The whole history of that era has been engineered by evil people but almost none of them were Muslim. It’s true that one or two who participated were Muslims but they worked for the engineers of 9/11 and not for a “terrorist” organization.
The very terrorist organization that is accused of causing all the acts of terrorism is itself a creation of the U.S. government. The man who is alleged to have led it was a CIA agent. On and on the contradictions go.
People of America, you are being led by the nose. Your antipathies against Muslims are being stoked by people who stand to gain by it. Your armed forces are harming innocent people and there is shame attached to that, not glory.
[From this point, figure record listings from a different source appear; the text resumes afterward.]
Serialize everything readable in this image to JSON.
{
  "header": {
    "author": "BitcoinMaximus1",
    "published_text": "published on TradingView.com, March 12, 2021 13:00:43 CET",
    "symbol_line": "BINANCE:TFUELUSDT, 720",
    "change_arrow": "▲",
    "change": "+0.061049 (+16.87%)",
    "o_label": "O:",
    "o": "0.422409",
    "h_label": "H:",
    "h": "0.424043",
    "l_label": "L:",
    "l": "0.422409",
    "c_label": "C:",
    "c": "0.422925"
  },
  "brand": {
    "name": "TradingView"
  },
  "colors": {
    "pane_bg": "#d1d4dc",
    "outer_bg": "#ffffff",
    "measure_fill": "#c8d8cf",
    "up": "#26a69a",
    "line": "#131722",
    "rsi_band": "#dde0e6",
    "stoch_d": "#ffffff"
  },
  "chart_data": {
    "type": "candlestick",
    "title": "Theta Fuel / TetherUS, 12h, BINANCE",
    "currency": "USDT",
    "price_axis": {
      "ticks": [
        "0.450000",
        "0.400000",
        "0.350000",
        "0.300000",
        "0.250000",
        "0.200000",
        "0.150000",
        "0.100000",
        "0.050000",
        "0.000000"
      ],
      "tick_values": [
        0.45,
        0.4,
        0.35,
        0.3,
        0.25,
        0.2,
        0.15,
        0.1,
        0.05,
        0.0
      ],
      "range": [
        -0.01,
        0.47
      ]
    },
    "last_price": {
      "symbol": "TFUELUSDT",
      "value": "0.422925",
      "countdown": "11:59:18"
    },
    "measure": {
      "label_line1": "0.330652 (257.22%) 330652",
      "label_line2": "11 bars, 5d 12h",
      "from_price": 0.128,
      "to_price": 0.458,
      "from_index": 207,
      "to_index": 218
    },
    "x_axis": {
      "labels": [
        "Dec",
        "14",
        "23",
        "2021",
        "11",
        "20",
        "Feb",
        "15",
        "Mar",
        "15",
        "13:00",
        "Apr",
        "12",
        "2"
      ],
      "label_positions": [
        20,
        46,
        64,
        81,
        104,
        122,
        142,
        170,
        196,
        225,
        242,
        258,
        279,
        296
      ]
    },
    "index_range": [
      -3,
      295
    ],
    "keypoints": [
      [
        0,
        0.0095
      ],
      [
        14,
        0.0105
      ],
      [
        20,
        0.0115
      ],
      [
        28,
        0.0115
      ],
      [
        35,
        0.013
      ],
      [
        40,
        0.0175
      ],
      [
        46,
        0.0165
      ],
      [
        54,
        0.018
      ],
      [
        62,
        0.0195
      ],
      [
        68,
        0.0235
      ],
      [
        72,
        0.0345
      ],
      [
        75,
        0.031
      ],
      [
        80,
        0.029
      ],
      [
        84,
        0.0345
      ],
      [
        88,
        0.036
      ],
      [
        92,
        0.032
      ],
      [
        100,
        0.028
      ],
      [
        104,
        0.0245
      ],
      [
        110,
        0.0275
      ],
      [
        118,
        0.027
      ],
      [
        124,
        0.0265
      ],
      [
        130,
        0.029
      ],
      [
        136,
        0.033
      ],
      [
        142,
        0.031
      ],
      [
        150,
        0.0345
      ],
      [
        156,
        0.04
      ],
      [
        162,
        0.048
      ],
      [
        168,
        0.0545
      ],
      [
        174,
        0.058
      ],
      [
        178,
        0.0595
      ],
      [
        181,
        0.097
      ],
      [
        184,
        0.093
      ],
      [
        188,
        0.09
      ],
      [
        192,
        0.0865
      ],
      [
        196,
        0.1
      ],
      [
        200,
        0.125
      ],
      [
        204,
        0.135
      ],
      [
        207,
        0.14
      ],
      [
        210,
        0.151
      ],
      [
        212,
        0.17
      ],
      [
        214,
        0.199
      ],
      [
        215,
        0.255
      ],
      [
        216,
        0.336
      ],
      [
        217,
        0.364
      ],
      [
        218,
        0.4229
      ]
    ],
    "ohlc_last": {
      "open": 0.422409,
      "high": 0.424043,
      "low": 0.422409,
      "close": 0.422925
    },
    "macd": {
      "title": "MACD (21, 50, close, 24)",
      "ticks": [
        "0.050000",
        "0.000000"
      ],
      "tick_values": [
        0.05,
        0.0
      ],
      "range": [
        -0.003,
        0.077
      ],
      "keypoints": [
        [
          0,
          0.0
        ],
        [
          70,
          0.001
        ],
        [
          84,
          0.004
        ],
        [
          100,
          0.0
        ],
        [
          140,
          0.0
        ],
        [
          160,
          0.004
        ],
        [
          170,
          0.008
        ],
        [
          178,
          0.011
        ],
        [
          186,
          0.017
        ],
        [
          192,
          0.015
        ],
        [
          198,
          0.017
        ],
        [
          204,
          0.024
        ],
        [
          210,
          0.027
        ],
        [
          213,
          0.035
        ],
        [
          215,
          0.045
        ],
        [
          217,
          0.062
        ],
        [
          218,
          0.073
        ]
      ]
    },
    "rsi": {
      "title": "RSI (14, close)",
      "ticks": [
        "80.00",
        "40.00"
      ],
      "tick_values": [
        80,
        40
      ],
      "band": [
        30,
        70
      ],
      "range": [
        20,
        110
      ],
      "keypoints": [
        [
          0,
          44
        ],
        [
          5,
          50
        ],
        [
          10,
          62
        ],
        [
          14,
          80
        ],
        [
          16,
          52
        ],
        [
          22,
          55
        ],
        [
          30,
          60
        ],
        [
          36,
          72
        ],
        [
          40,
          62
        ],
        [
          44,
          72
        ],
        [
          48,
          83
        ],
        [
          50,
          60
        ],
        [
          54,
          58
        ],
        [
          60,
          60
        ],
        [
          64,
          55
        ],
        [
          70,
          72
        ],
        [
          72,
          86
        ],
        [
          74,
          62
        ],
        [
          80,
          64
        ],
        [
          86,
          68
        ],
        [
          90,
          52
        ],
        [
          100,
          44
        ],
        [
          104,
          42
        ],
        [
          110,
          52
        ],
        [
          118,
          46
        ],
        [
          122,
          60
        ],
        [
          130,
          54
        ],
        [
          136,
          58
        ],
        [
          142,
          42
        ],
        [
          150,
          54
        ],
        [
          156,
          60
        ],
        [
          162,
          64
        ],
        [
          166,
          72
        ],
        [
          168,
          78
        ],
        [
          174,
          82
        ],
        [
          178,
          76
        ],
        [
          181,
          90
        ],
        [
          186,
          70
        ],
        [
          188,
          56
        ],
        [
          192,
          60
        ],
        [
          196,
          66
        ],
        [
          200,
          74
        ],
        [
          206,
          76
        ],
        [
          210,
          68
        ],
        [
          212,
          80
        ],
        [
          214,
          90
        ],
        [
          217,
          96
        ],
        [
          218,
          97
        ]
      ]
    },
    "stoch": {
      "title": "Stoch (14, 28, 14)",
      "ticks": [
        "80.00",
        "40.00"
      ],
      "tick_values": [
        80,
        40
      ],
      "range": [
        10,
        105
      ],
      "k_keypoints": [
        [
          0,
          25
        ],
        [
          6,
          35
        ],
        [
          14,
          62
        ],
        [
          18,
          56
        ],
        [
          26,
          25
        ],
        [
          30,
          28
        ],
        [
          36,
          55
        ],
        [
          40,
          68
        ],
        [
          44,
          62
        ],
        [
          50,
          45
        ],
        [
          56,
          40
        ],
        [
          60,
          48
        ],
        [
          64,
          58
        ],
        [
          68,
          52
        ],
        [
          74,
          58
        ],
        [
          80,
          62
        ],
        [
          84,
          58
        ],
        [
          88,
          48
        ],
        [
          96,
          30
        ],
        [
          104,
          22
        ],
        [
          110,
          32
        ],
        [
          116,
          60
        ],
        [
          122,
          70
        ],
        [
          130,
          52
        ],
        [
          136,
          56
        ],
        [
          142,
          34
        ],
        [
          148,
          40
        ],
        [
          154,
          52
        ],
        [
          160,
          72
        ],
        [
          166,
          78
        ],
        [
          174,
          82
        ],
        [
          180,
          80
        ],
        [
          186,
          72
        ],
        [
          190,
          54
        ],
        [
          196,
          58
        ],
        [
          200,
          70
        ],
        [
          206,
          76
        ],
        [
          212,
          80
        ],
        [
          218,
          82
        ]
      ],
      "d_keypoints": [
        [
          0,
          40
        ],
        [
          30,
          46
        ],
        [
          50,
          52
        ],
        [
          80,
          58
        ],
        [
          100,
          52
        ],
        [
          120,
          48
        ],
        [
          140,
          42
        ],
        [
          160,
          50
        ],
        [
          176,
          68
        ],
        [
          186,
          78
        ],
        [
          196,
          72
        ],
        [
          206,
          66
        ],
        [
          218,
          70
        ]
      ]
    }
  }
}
One day you and I and all of us will have to apologize to those we’ve hurt. One day those who really engineered 9/11 will have to apologize to all of us as well and to answer for their crimes.
All of this having been said, I don’t want it thought that I somehow close my eyes to persecution that arises in Muslim settings. I’m not a fan of Sharia law as it’s presently interpreted and practiced in most countries. I don’t support the repression of women.
I regard honor killings, acid attacks, female genital mutilation, and other similar crimes and acts of persecution, which happen, by the way, in more countries than simply those of Muslim background, as heinous, without a shred of justification.
But all acts of persecution are done by people and it is people who should be held responsible. One can’t condemn a whole group or a whole religion for the actions of individuals.
No one would wish me to condemn the American people because their government caused 9/11. And I don’t. Neither would I condemn all Muslims because Sharia law and some other practices, in my eyes, are overwhelmingly, as presently practiced, persecutory.
All the crimes we accuse Muslims of, starting with 9/11 and progressing through many more engineered, false flag actions we call terrorism, were none of them engineered by Muslims. If Muslims participated, they did so as mind-controlled Manchurian candidates.
They have been planned since at least the 1970s (1) and were engineered by people from our own group and not from people we somehow consider “outsiders.”
If we really were committed to looking for the perpetrators, we’d start to investigate the CIA black ops unit, MOSSAD, the FBI, and military units. If we really wanted to solve those crimes, we’d begin to look for those who are truly responsible.